Richard Evans Schultes (Boston, 12 de janeiro de 1915 — Waltham, Boston, 10 de abril de 2001), era professor emérito da Universidade de Harvard que foi chamado de pai da ciência da etnobotânica, que é o estudo do uso de plantas medicinais e culturais por sociedades primitivas.

Dr. Schultes, que se aposentou de Harvard em 1985, publicou 10 livros e mais de 450 artigos científicos. Por 18 anos, a partir de 1962, ele editou a revista científica Economic Botany e, durante grande parte do mesmo período, atuou como membro ativo dos conselhos editoriais de Horticulture, Social Pharmacology, Journal of Latin American Folklore e outras publicações.

Entre vários prêmios, ele recebeu a medalha de ouro de 1992 da Linnean Society of London, que muitas vezes é equiparada a um Prêmio Nobel de botânica.

Schultes, era um cientista influente educador da Universidade de Harvard que era amplamente considerado a autoridade mais proeminente em plantas alucinógenas e medicinais, foi muitas vezes chamado de pai da etnobotânica, o campo que estuda a relação entre culturas nativas e seu uso de plantas. Ao longo de décadas de pesquisa, principalmente na região amazônica colombiana, ele documentou o uso de mais de 2.000 plantas medicinais entre índios de uma dúzia de tribos, muitos dos quais nunca tinham visto um homem branco antes.

“Eu não acredito em índios hostis”, disse o Dr. Schultes em um artigo de 1992 sobre ele no The New Yorker por EJ Kahn Jr. “Tudo o que é necessário para destacar sua cavalheirismo é um cavalheirismo recíproco.”

Dr. Schultes tornou-se uma autoridade em plantas alucinógenas como o peiote e viu sua pesquisa pioneira ser usada por cientistas sociais, biológicos e comportamentais, bem como influenciar o mundo estudantil das drogas dos anos 1960 e escritores como Timothy Leary e William Burroughs. Dr. Schultes nunca foi fã de nenhum dos escritores.

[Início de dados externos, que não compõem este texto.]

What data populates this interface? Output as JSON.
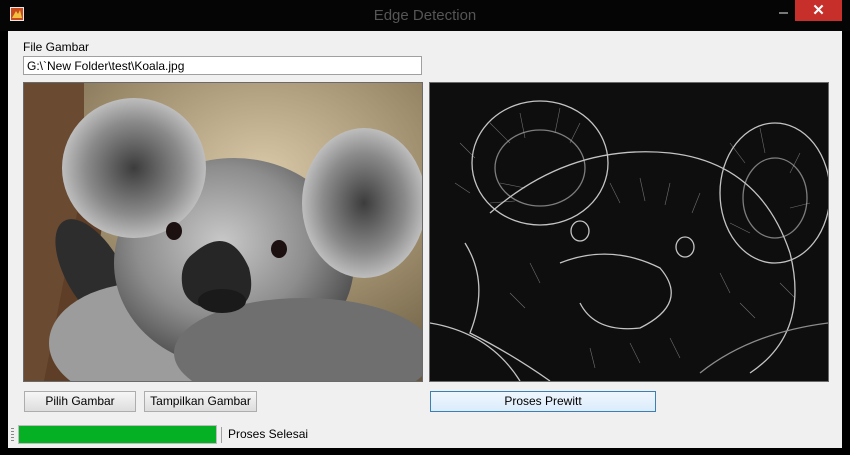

O homem que se autodenominava “apenas um botânico da selva” conduzia sua pesquisa na bacia amazônica, muitas vezes em capacete e de canoa. Ele sobreviveu a acidentes de avião, naufrágios de canoas e uma impressionante variedade de doenças da selva.

Ao longo dos anos, ele encontrou 2.000 espécimes de plantas que são usados ​​como medicamentos ou venenos e tornou-se reconhecido como uma das principais autoridades em plantas alucinógenas e medicinais. Ele tinha muitas plantas exóticas, incluindo orquídeas, nomeadas em sua homenagem – assim como uma barata de quatro polegadas decididamente não-botânica.

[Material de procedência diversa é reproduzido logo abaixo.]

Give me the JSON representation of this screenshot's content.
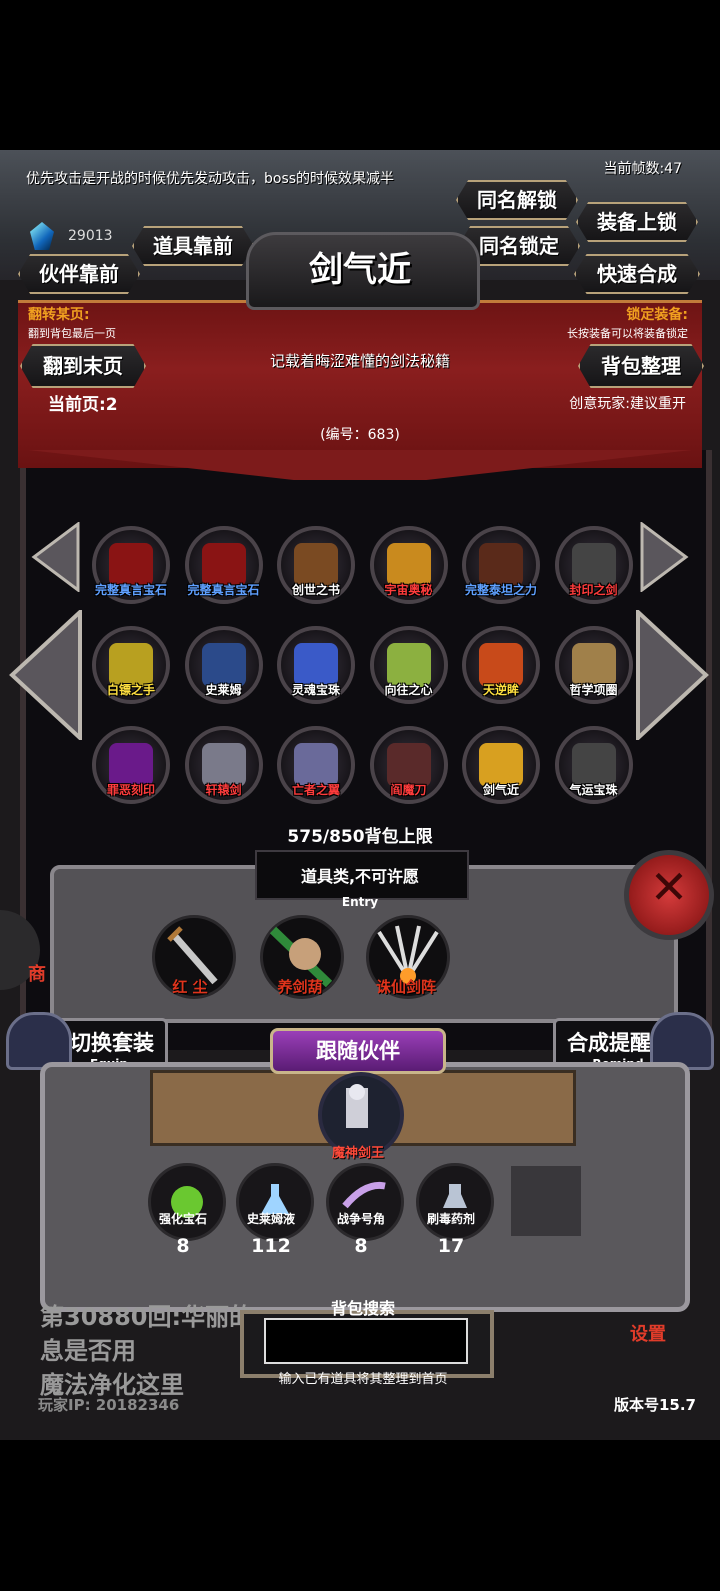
{
  "hud": {
    "tip": "优先攻击是开战的时候优先发动攻击，boss的时候效果减半",
    "fps": "当前帧数:47",
    "coins": "29013"
  },
  "buttons": {
    "name_unlock": "同名解锁",
    "equip_lock": "装备上锁",
    "item_first": "道具靠前",
    "name_lock": "同名锁定",
    "partner_first": "伙伴靠前",
    "quick_merge": "快速合成",
    "last_page": "翻到末页",
    "bag_sort": "背包整理"
  },
  "item_detail": {
    "title": "剑气近",
    "description": "记载着晦涩难懂的剑法秘籍",
    "number": "(编号：683)",
    "flip_label": "翻转某页:",
    "flip_sub": "翻到背包最后一页",
    "lock_label": "锁定装备:",
    "lock_sub": "长按装备可以将装备锁定",
    "current_page": "当前页:2",
    "creative": "创意玩家:建议重开"
  },
  "grid": [
    {
      "label": "完整真言宝石",
      "color": "#5fa0ff"
    },
    {
      "label": "完整真言宝石",
      "color": "#5fa0ff"
    },
    {
      "label": "创世之书",
      "color": "#ffffff"
    },
    {
      "label": "宇宙奥秘",
      "color": "#ff3c3c"
    },
    {
      "label": "完整泰坦之力",
      "color": "#5fa0ff"
    },
    {
      "label": "封印之剑",
      "color": "#ff3c3c"
    },
    {
      "label": "白镖之手",
      "color": "#ffe040"
    },
    {
      "label": "史莱姆",
      "color": "#ffffff"
    },
    {
      "label": "灵魂宝珠",
      "color": "#ffffff"
    },
    {
      "label": "向往之心",
      "color": "#ffffff"
    },
    {
      "label": "天逆眸",
      "color": "#ffe040"
    },
    {
      "label": "哲学项圈",
      "color": "#ffffff"
    },
    {
      "label": "罪恶刻印",
      "color": "#ff3c3c"
    },
    {
      "label": "轩辕剑",
      "color": "#ff3c3c"
    },
    {
      "label": "亡者之翼",
      "color": "#ff3c3c"
    },
    {
      "label": "阎魔刀",
      "color": "#ff3c3c"
    },
    {
      "label": "剑气近",
      "color": "#ffffff"
    },
    {
      "label": "气运宝珠",
      "color": "#ffffff"
    }
  ],
  "bag_limit": "575/850背包上限",
  "entry": {
    "title": "道具类,不可许愿",
    "sub": "Entry",
    "skills": [
      "红 尘",
      "养剑葫",
      "诛仙剑阵"
    ]
  },
  "equip": {
    "label": "切换套装",
    "sub": "Equip"
  },
  "remind": {
    "label": "合成提醒",
    "sub": "Remind"
  },
  "follow": {
    "label": "跟随伙伴",
    "partner": "魔神剑王"
  },
  "inventory": [
    {
      "label": "强化宝石",
      "count": "8"
    },
    {
      "label": "史莱姆液",
      "count": "112"
    },
    {
      "label": "战争号角",
      "count": "8"
    },
    {
      "label": "刷毒药剂",
      "count": "17"
    }
  ],
  "left_partial": "商",
  "story": "第30880回:华丽的　　　　　　　　　　　　　　　　　　　　　　　　　　　　　　　　　　　　　　　　　　　　　　　　　　　　　　　　　　　　　　　　　　　　息是否用",
  "story2": "魔法净化这里",
  "search": {
    "title": "背包搜索",
    "hint": "输入已有道具将其整理到首页",
    "value": ""
  },
  "settings": "设置",
  "player_ip": "玩家IP:  20182346",
  "version": "版本号15.7"
}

O trabalho do Dr. Schultes recebeu pouca atenção até 1953. Naquele ano, sua tese sobre cogumelos alucinógenos foi descoberta por um executivo do Morgan Guaranty Trust chamado Gordon Wasson (1898–1986), cujo hobby era estudar o papel dos cogumelos nas culturas europeia e asiática.

Uma questão que Wasson tinha intrigado era por que algumas culturas reverenciavam, até mesmo adoravam, cogumelos. Ao ler uma das publicações do Dr. Schultes, partiu para Oaxaca, dando início a uma cadeia de eventos que moldaria a história social americana.

Com grande dificuldade, Wasson conseguiu encontrar um nativo que lhe permitiu ingerir os cogumelos como parte de uma cerimônia sagrada. Sua descrição da experiência mística foi publicada em um artigo da revista Life intitulado “Procurando os Cogumelos Mágicos”. Seria lido por um jovem professor da Universidade de Harvard chamado Timothy Leary, que alguns anos depois experimentaria os cogumelos.

No campo, o Dr. Schultes teve o cuidado de não ingerir mais do que a metade do que os curandeiros da selva prescreveram. “Nunca fiquei com medo”, disse ele a EJ Kahn Jr., da New Yorker, alguns anos atrás. “Eu tive reações de cores, como nuvens coloridas ou névoas passando, mas provavelmente porque tomei doses limitadas, nunca tive visões”.

Dr. Schultes, natural de Boston, formou-se em botânica em Harvard, onde também recebeu seu doutorado. Seus primeiros trabalhos diziam respeito ao cacto peiote, que ele pesquisou com os nativos americanos Kiowa em Oklahoma. Mais tarde, ele pesquisou uma planta no México cujas propriedades químicas eram semelhantes ao LSD e trabalhou com curare na bacia amazônica da Colômbia. Durante a Segunda Guerra Mundial, ele procurou plantas na bacia amazônica que oferecessem uma alternativa à borracha.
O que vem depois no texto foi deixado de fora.